CVJul 14, 2025

Binomial Self-Compensation: Mechanism and Suppression of Motion Error in Phase-Shifting Profilometry

arXiv:2507.10009v1h-index: 4
Originality Incremental advance
AI Analysis

This addresses motion-induced inaccuracies in high-precision 3D scanning, offering a domain-specific incremental improvement.

The paper tackles motion error in phase-shifting profilometry for dynamic 3D scanning by proposing binomial self-compensation methods, with I-BSC reducing computational complexity by one polynomial order and accelerating frame rates by several to dozen times while enabling quasi-single-shot depth maps.
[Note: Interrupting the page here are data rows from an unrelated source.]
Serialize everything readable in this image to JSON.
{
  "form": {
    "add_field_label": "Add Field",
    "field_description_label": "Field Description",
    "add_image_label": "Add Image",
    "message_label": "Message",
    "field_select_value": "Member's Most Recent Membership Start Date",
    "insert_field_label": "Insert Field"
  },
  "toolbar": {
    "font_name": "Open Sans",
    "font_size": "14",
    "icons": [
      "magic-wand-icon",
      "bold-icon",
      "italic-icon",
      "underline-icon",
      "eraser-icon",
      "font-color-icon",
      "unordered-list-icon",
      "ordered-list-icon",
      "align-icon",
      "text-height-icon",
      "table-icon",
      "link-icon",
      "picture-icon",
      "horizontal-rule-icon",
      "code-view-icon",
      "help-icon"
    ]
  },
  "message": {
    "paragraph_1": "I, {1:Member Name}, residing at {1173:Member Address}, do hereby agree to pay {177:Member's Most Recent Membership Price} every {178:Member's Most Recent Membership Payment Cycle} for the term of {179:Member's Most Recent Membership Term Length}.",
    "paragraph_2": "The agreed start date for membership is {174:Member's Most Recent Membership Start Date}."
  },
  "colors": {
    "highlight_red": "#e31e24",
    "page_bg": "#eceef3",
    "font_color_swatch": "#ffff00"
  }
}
Phase shifting profilometry (PSP) is widely used in high-precision 3D scanning due to its high accuracy, robustness, and pixel-wise handling. However, a fundamental assumption of PSP that the object should remain static does not hold in dynamic measurement, making PSP susceptible to object motion. To address this challenge, our proposed solution, phase-sequential binomial self-compensation (P-BSC), sums successive motion-affected phase frames weighted by binomial coefficients. This approach exponentially reduces the motion error in a pixel-wise and frame-wise loopable manner. Despite its efficacy, P-BSC suffers from high computational overhead and error accumulation due to its reliance on multi-frame phase calculations and weighted summations. Inspired by P-BSC, we propose an image-sequential binomial self-compensation (I-BSC) to weight sum the homogeneous fringe images instead of successive phase frames, which generalizes the BSC concept from phase sequences to image sequences. I-BSC computes the arctangent function only once, resolving both limitations in P-BSC. Extensive analysis, simulations, and experiments show that 1) the proposed BSC outperforms existing methods in reducing motion error while achieving a quasi-single-shot frame rate, i.e., depth map frame rate equals to the camera's acquisition rate, enabling 3D reconstruction with high pixel-depth-temporal resolution; 2) compared to P-BSC, our I-BSC reduces the computational complexity by one polynomial order, thereby accelerating the computational frame rate by several to dozen times, while also reaching faster motion error convergence.